Your leading article on "Options for Long Range School Facilities Plan Unveiled" may not receive much feedback because it stuns and overwhelms the taxpayer in its excesses. They are left speechless. Many taxpayers will undoubtedly plan to leave Port Washington by the year 2005 if Option B is pursued with plans for Schreiber to become a middle school and a new 260,000 sq. ft., high school is built on the Guggenheim property, costing $60 million.
With all housing and development plans being carefully scrutinized in town, where will all these new students appear?
Living near Daly school where a new grand library wing was built costing hundreds of thousands of dollars freeing space for new classrooms, the new Weber Middle School absorbing sixth graders from Daly and other schools, how can this have not helped? Perhaps it is time to reassess the number of students in each class. Studies confirm it is not the size of the class, but parental involvement with their children's studies that make a difference in how well students perform. Why are taxpayers being forced to build more buildings, hire more teachers and teacher's aides when five or six more students in each class could assist in the student fluctuation from decade to decade.

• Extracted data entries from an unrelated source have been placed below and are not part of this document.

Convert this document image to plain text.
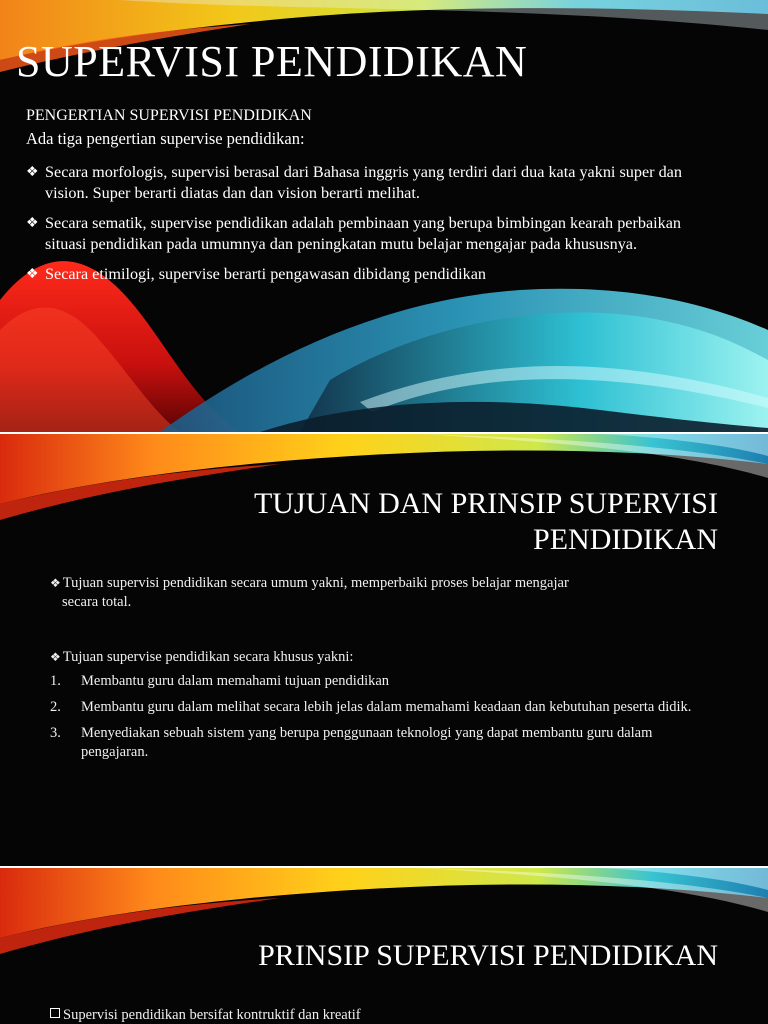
SUPERVISI PENDIDIKAN

PENGERTIAN SUPERVISI PENDIDIKAN

Ada tiga pengertian supervise pendidikan:

❖ Secara morfologis, supervisi berasal dari Bahasa inggris yang terdiri dari dua kata yakni super dan vision. Super berarti diatas dan dan vision berarti melihat.
❖ Secara sematik, supervise pendidikan adalah pembinaan yang berupa bimbingan kearah perbaikan situasi pendidikan pada umumnya dan peningkatan mutu belajar mengajar pada khususnya.
❖ Secara etimilogi, supervise berarti pengawasan dibidang pendidikan

TUJUAN DAN PRINSIP SUPERVISI PENDIDIKAN

❖ Tujuan supervisi pendidikan secara umum yakni, memperbaiki proses belajar mengajar
secara total.
❖ Tujuan supervise pendidikan secara khusus yakni:
1. Membantu guru dalam memahami tujuan pendidikan
2. Membantu guru dalam melihat secara lebih jelas dalam memahami keadaan dan kebutuhan peserta didik.
3. Menyediakan sebuah sistem yang berupa penggunaan teknologi yang dapat membantu guru dalam pengajaran.

PRINSIP SUPERVISI PENDIDIKAN

Supervisi pendidikan bersifat kontruktif dan kreatif
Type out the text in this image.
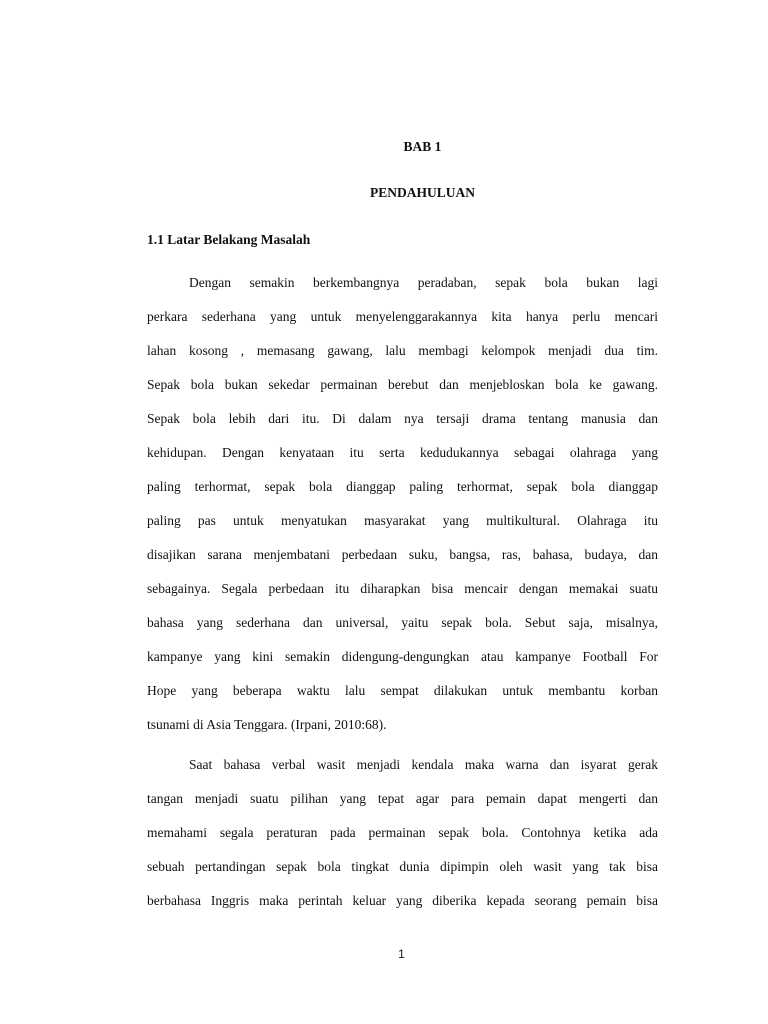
BAB 1

PENDAHULUAN

1.1 Latar Belakang Masalah

Dengan semakin berkembangnya peradaban, sepak bola bukan lagi
perkara sederhana yang untuk menyelenggarakannya kita hanya perlu mencari
lahan kosong , memasang gawang, lalu membagi kelompok menjadi dua tim.
Sepak bola bukan sekedar permainan berebut dan menjebloskan bola ke gawang.
Sepak bola lebih dari itu. Di dalam nya tersaji drama tentang manusia dan
kehidupan. Dengan kenyataan itu serta kedudukannya sebagai olahraga yang
paling terhormat, sepak bola dianggap paling terhormat, sepak bola dianggap
paling pas untuk menyatukan masyarakat yang multikultural. Olahraga itu
disajikan sarana menjembatani perbedaan suku, bangsa, ras, bahasa, budaya, dan
sebagainya. Segala perbedaan itu diharapkan bisa mencair dengan memakai suatu
bahasa yang sederhana dan universal, yaitu sepak bola. Sebut saja, misalnya,
kampanye yang kini semakin didengung-dengungkan atau kampanye Football For
Hope yang beberapa waktu lalu sempat dilakukan untuk membantu korban
tsunami di Asia Tenggara. (Irpani, 2010:68).
Saat bahasa verbal wasit menjadi kendala maka warna dan isyarat gerak
tangan menjadi suatu pilihan yang tepat agar para pemain dapat mengerti dan
memahami segala peraturan pada permainan sepak bola. Contohnya ketika ada
sebuah pertandingan sepak bola tingkat dunia dipimpin oleh wasit yang tak bisa
berbahasa Inggris maka perintah keluar yang diberika kepada seorang pemain bisa

1
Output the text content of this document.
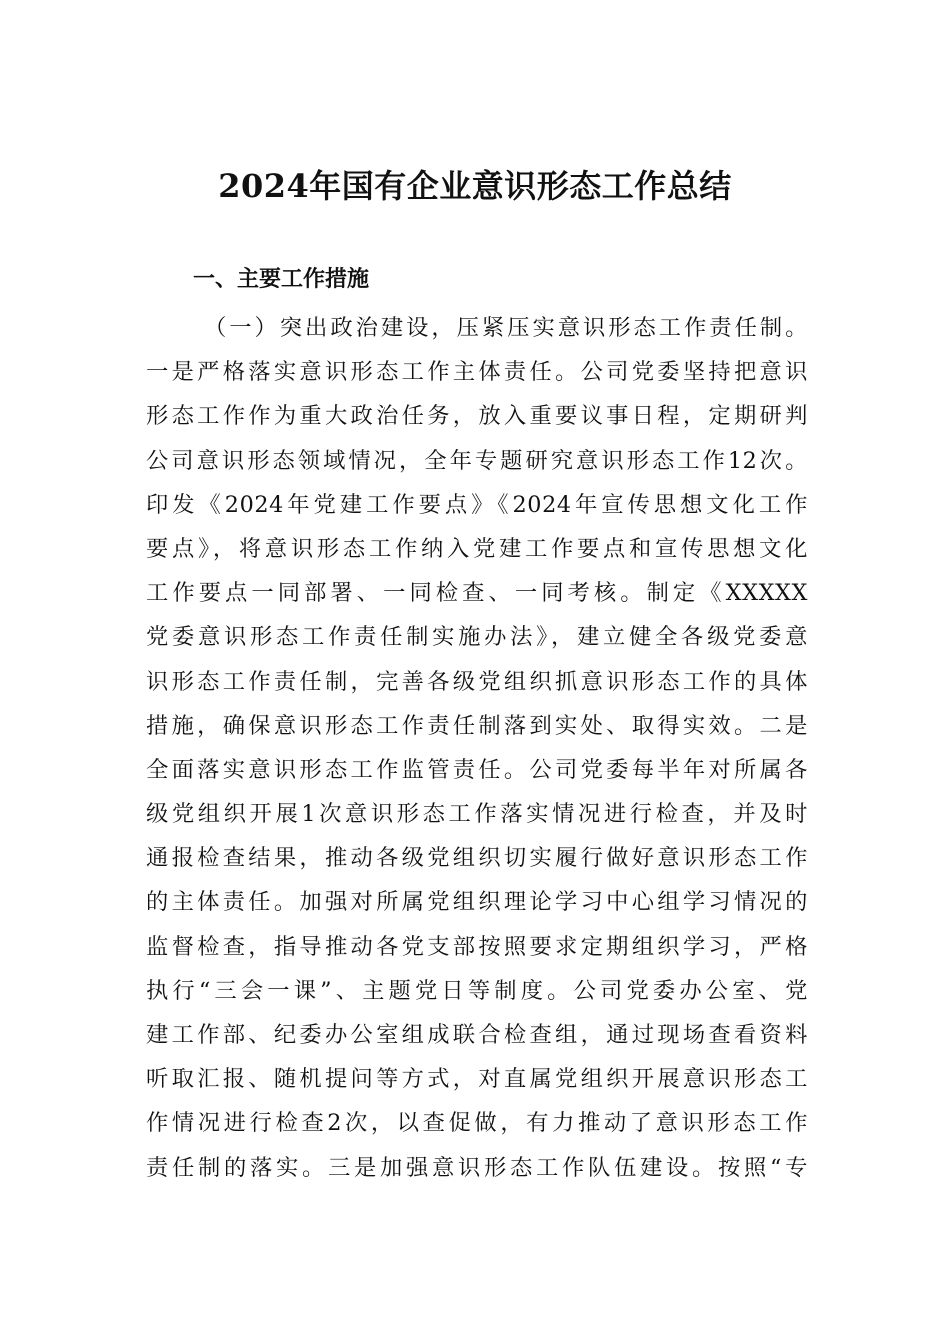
2024年国有企业意识形态工作总结
一、主要工作措施
（一）突出政治建设，压紧压实意识形态工作责任制。
一是严格落实意识形态工作主体责任。公司党委坚持把意识
形态工作作为重大政治任务，放入重要议事日程，定期研判
公司意识形态领域情况，全年专题研究意识形态工作12次。
印发《2024年党建工作要点》《2024年宣传思想文化工作
要点》，将意识形态工作纳入党建工作要点和宣传思想文化
工作要点一同部署、一同检查、一同考核。制定《XXXXX
党委意识形态工作责任制实施办法》，建立健全各级党委意
识形态工作责任制，完善各级党组织抓意识形态工作的具体
措施，确保意识形态工作责任制落到实处、取得实效。二是
全面落实意识形态工作监管责任。公司党委每半年对所属各
级党组织开展1次意识形态工作落实情况进行检查，并及时
通报检查结果，推动各级党组织切实履行做好意识形态工作
的主体责任。加强对所属党组织理论学习中心组学习情况的
监督检查，指导推动各党支部按照要求定期组织学习，严格
执行“三会一课”、主题党日等制度。公司党委办公室、党
建工作部、纪委办公室组成联合检查组，通过现场查看资料
听取汇报、随机提问等方式，对直属党组织开展意识形态工
作情况进行检查2次，以查促做，有力推动了意识形态工作
责任制的落实。三是加强意识形态工作队伍建设。按照“专
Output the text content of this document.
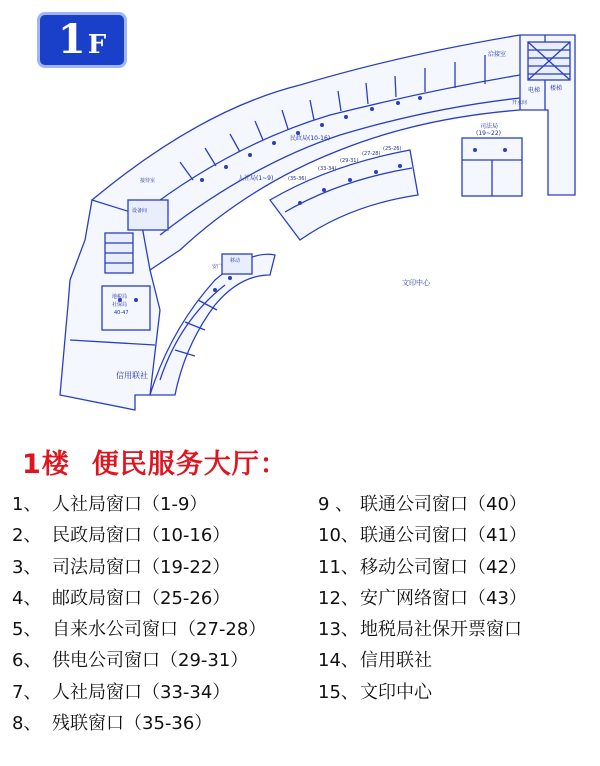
洽接室
楼梯
电梯
开水间
民政局(10-16)
人社局(1~9)
司法局
(19~22)
(25-26)
(27-28)
(29-31)
(33-34)
(35-36)
文印中心
信用联社
地税局
社保局
40-47
接待室
设备间
安广
移动
1 F
1楼 便民服务大厅：
1、 人社局窗口（1-9）
2、 民政局窗口（10-16）
3、 司法局窗口（19-22）
4、 邮政局窗口（25-26）
5、 自来水公司窗口（27-28）
6、 供电公司窗口（29-31）
7、 人社局窗口（33-34）
8、 残联窗口（35-36）
9 、 联通公司窗口（40）
10、 联通公司窗口（41）
11、 移动公司窗口（42）
12、 安广网络窗口（43）
13、 地税局社保开票窗口
14、 信用联社
15、 文印中心
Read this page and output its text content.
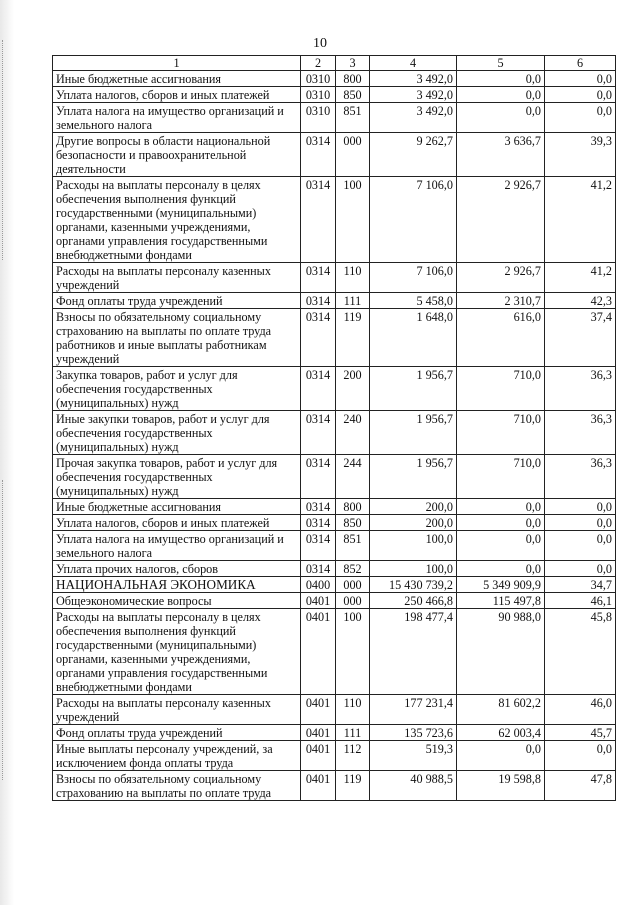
10
1	2	3	4	5	6
Иные бюджетные ассигнования	0310	800	3 492,0	0,0	0,0
Уплата налогов, сборов и иных платежей	0310	850	3 492,0	0,0	0,0
Уплата налога на имущество организаций и земельного налога	0310	851	3 492,0	0,0	0,0
Другие вопросы в области национальной безопасности и правоохранительной деятельности	0314	000	9 262,7	3 636,7	39,3
Расходы на выплаты персоналу в целях обеспечения выполнения функций государственными (муниципальными) органами, казенными учреждениями, органами управления государственными внебюджетными фондами	0314	100	7 106,0	2 926,7	41,2
Расходы на выплаты персоналу казенных учреждений	0314	110	7 106,0	2 926,7	41,2
Фонд оплаты труда учреждений	0314	111	5 458,0	2 310,7	42,3
Взносы по обязательному социальному страхованию на выплаты по оплате труда работников и иные выплаты работникам учреждений	0314	119	1 648,0	616,0	37,4
Закупка товаров, работ и услуг для обеспечения государственных (муниципальных) нужд	0314	200	1 956,7	710,0	36,3
Иные закупки товаров, работ и услуг для обеспечения государственных (муниципальных) нужд	0314	240	1 956,7	710,0	36,3
Прочая закупка товаров, работ и услуг для обеспечения государственных (муниципальных) нужд	0314	244	1 956,7	710,0	36,3
Иные бюджетные ассигнования	0314	800	200,0	0,0	0,0
Уплата налогов, сборов и иных платежей	0314	850	200,0	0,0	0,0
Уплата налога на имущество организаций и земельного налога	0314	851	100,0	0,0	0,0
Уплата прочих налогов, сборов	0314	852	100,0	0,0	0,0
НАЦИОНАЛЬНАЯ ЭКОНОМИКА	0400	000	15 430 739,2	5 349 909,9	34,7
Общеэкономические вопросы	0401	000	250 466,8	115 497,8	46,1
Расходы на выплаты персоналу в целях обеспечения выполнения функций государственными (муниципальными) органами, казенными учреждениями, органами управления государственными внебюджетными фондами	0401	100	198 477,4	90 988,0	45,8
Расходы на выплаты персоналу казенных учреждений	0401	110	177 231,4	81 602,2	46,0
Фонд оплаты труда учреждений	0401	111	135 723,6	62 003,4	45,7
Иные выплаты персоналу учреждений, за исключением фонда оплаты труда	0401	112	519,3	0,0	0,0
Взносы по обязательному социальному страхованию на выплаты по оплате труда	0401	119	40 988,5	19 598,8	47,8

Middle class families now find it necessary to send mothers into the workforce; with both parents working today they make less than one breadwinner in the 1970s. It is inconceivable that they be made to suffer yet more increases in state and property taxes.
As a store owner in town, businesses are even hit harder with tax increases. If we are to maintain a healthy business and residential base, we must find creative ways to "live within our means."